As Multiple Sclerosis News Today reported last week, ICER relies on stakeholder input and involvement in reporting development of its core programs to ensure that information contained is relevant and useful to a broad range of decision-makers. ICER’s public meetings include time for review and deliberation of comparative effectiveness information by the program’s voting panel, as well as for public comment.
Members of the public are also invited to submit written comments at various stages of the research process to inform the evidence review presented to the panel during the meeting, as well as the panel’s deliberation and votes. You can find out more about making comment submissions in ICER’s recently revised guidelines here:
A revised scoping document for the MS report is to be posted on or about July 22, and will serve as a guide to the Draft Evidence Report projected that ICER expects to have ready to posted around Nov. 22, followed by a three-week open public comment period. During that time, ICER will again invite interested stakeholders to submit comments, suggestions, and proposed refinements to the report.
Under review are the more than 10 disease-modifying therapies (DMTs) approved by the U.S. Food and Drug Administration (FDA) for treating RRMS — the therapeutic goal of DMTs being to decrease the frequency of relapses and prevent disability that accumulates as the disease progresses over decades. As ICER notes in its scoping document, however, such a review is a difficult and complex task. Some neurologists subscribe to the school of thought that the main goal of MS treatment should be eradication of all disease activity, as determined through magnetic resonance imaging (MRI). The relative efficacy of various MS drugs also remains controversial, and several newer drugs can cause life-threatening complications such as central nervous system (CNS) infections, autoimmune disease, cardiac toxicity, liver toxicity, and cancers. Moreover, RRMS is a heterogeneous disease, and making comparisons across DMT study data complicated.
Drugs to be reviewed in ICER’s analysis — regarding comparative clinical effectiveness, cost-effectiveness, and budget impact on patients and the healthcare system— include:
• Platform agents: interferon beta-1a, peginterferon beta-1a, interferon beta-1b, and glatiramer acetate; particular focus should be given to the comparison of two competing formulations of interferon beta-1a (Rebif and Avonex)

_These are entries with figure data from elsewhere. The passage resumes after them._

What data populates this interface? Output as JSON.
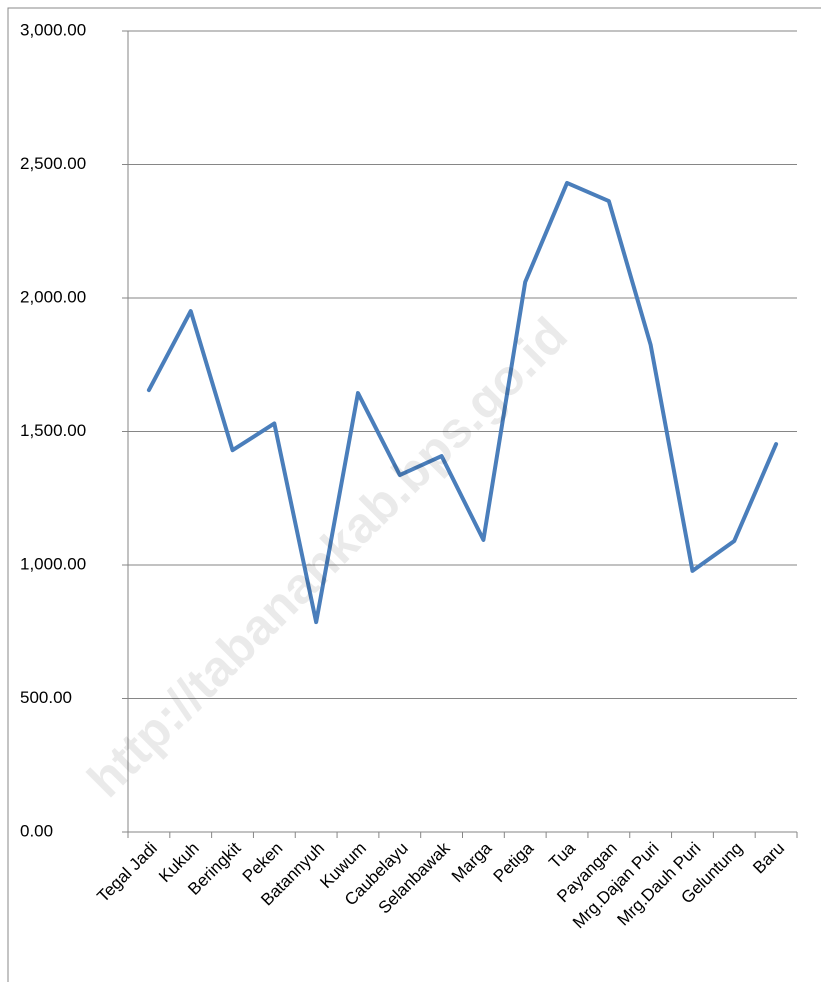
{
  "chart_data": {
    "type": "line",
    "categories": [
      "Tegal Jadi",
      "Kukuh",
      "Beringkit",
      "Peken",
      "Batannyuh",
      "Kuwum",
      "Caubelayu",
      "Selanbawak",
      "Marga",
      "Petiga",
      "Tua",
      "Payangan",
      "Mrg.Dajan Puri",
      "Mrg.Dauh Puri",
      "Geluntung",
      "Baru"
    ],
    "series": [
      {
        "color": "#4a7ebb",
        "values": [
          1655,
          1951,
          1430,
          1530,
          786,
          1644,
          1337,
          1408,
          1094,
          2060,
          2431,
          2363,
          1824,
          978,
          1090,
          1453
        ]
      }
    ],
    "ylim": [
      0,
      3000
    ],
    "yticks": [
      {
        "value": 0,
        "label": "0.00"
      },
      {
        "value": 500,
        "label": "500.00"
      },
      {
        "value": 1000,
        "label": "1,000.00"
      },
      {
        "value": 1500,
        "label": "1,500.00"
      },
      {
        "value": 2000,
        "label": "2,000.00"
      },
      {
        "value": 2500,
        "label": "2,500.00"
      },
      {
        "value": 3000,
        "label": "3,000.00"
      }
    ],
    "grid": true,
    "watermark": "http://tabanankab.bps.go.id"
  }
}
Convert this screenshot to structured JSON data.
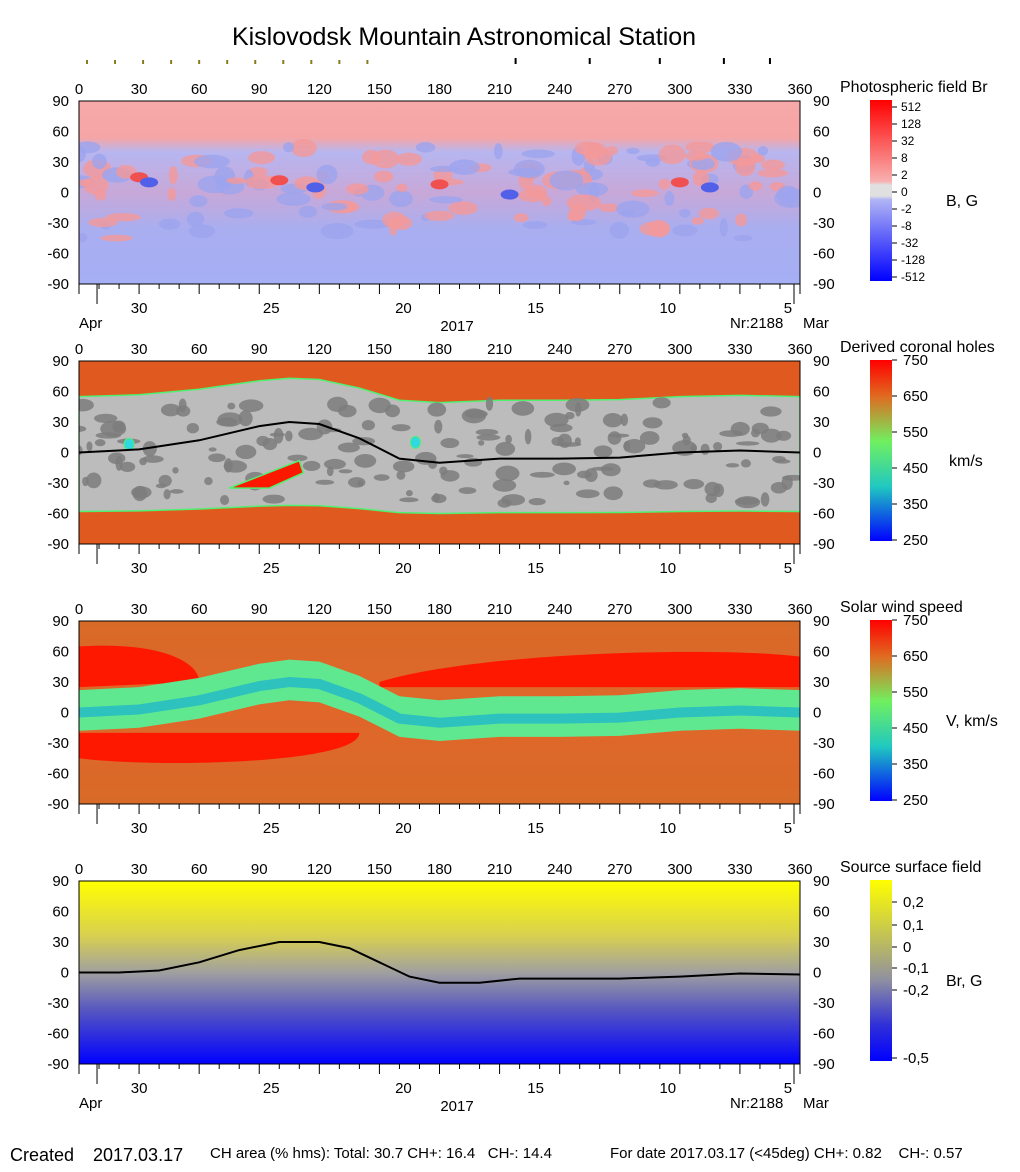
{
  "title": "Kislovodsk Mountain Astronomical Station",
  "footer": {
    "created_label": "Created",
    "created_date": "2017.03.17",
    "ch_area": "CH area (% hms): Total: 30.7 CH+: 16.4   CH-: 14.4",
    "for_date": "For date 2017.03.17 (<45deg) CH+: 0.82    CH-: 0.57"
  },
  "longitude_ticks": [
    "0",
    "30",
    "60",
    "90",
    "120",
    "150",
    "180",
    "210",
    "240",
    "270",
    "300",
    "330",
    "360"
  ],
  "latitude_ticks": [
    "90",
    "60",
    "30",
    "0",
    "-30",
    "-60",
    "-90"
  ],
  "day_ticks": [
    {
      "label": "30",
      "lon": 30
    },
    {
      "label": "25",
      "lon": 96
    },
    {
      "label": "20",
      "lon": 162
    },
    {
      "label": "15",
      "lon": 228
    },
    {
      "label": "10",
      "lon": 294
    },
    {
      "label": "5",
      "lon": 354
    }
  ],
  "month_left": "Apr",
  "month_right": "Mar",
  "year": "2017",
  "rotation": "Nr:2188",
  "colors": {
    "positive_field": "#f8a0a0",
    "negative_field": "#a8b0f0",
    "slow_wind": "#e05a20",
    "fast_wind": "#ff1800",
    "boundary": "#50f070",
    "coronal_gray_light": "#bcbcbc",
    "coronal_gray_dark": "#7c7c7c",
    "source_positive": "#ffff00",
    "source_negative": "#0000ff"
  },
  "chart_data": [
    {
      "type": "heatmap",
      "title": "Photospheric field Br",
      "colorbar_label": "B, G",
      "colorbar_ticks": [
        "512",
        "128",
        "32",
        "8",
        "2",
        "0",
        "-2",
        "-8",
        "-32",
        "-128",
        "-512"
      ],
      "x_range": [
        0,
        360
      ],
      "y_range": [
        -90,
        90
      ],
      "dominant_sign": {
        "north_of_45": "positive",
        "south_of_minus_45": "negative"
      }
    },
    {
      "type": "heatmap",
      "title": "Derived coronal holes",
      "colorbar_label": "km/s",
      "colorbar_ticks": [
        "750",
        "650",
        "550",
        "450",
        "350",
        "250"
      ],
      "x_range": [
        0,
        360
      ],
      "y_range": [
        -90,
        90
      ],
      "neutral_line": {
        "lon": [
          0,
          30,
          60,
          90,
          105,
          120,
          140,
          160,
          180,
          210,
          240,
          270,
          300,
          330,
          360
        ],
        "lat": [
          0,
          3,
          12,
          26,
          30,
          28,
          14,
          -6,
          -10,
          -6,
          -6,
          -5,
          0,
          2,
          0
        ]
      }
    },
    {
      "type": "heatmap",
      "title": "Solar wind speed",
      "colorbar_label": "V, km/s",
      "colorbar_ticks": [
        "750",
        "650",
        "550",
        "450",
        "350",
        "250"
      ],
      "x_range": [
        0,
        360
      ],
      "y_range": [
        -90,
        90
      ]
    },
    {
      "type": "heatmap",
      "title": "Source surface field",
      "colorbar_label": "Br, G",
      "colorbar_ticks": [
        "0,2",
        "0,1",
        "0",
        "-0,1",
        "-0,2",
        "-0,5"
      ],
      "x_range": [
        0,
        360
      ],
      "y_range": [
        -90,
        90
      ],
      "neutral_line": {
        "lon": [
          0,
          20,
          40,
          60,
          80,
          100,
          120,
          135,
          150,
          165,
          180,
          200,
          220,
          240,
          270,
          300,
          330,
          360
        ],
        "lat": [
          0,
          0,
          2,
          10,
          22,
          30,
          30,
          24,
          10,
          -4,
          -10,
          -10,
          -6,
          -6,
          -6,
          -4,
          -1,
          -2
        ]
      }
    }
  ]
}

Because there is currently no definitive guideline to assist clinicians in making decisions regarding both initial RRMS therapy and subsequent therapy choices (in cases of treatment failure), considerable uncertainty exists regarding interpretation and application of the current evidence, both in terms of clinical practice and insurance coverage policy. The draft authors note that patient preference plays a role in the scope of the assessment, including a general preference for oral medications over injectable ones, and additionally that advocacy organizations have emphasized that some patients have a low tolerance for risk and are less likely to choose DMTs with known, potentially severe side effects.
The ICER report assessing RRMS treatments will also serve as the basis for deliberation and discussion at a public meeting of the California Technology Assessment Forum(CTAF), a core program of ICER, in February 2017. An independent, regional body of practicing physicians, methodological experts, and leaders in patient advocacy, CTAF’s mission is to provide objective, independent guidance on application of medical evidence to clinical practice and payer policy decisions.
During that February public meeting, the CTAF panel will vote on key questions raised in the report. A policy roundtable of MS patient, clinical, payer, and policy experts will discuss recommendations regarding how to best apply evidence contained in the RRMS report to policy and practice.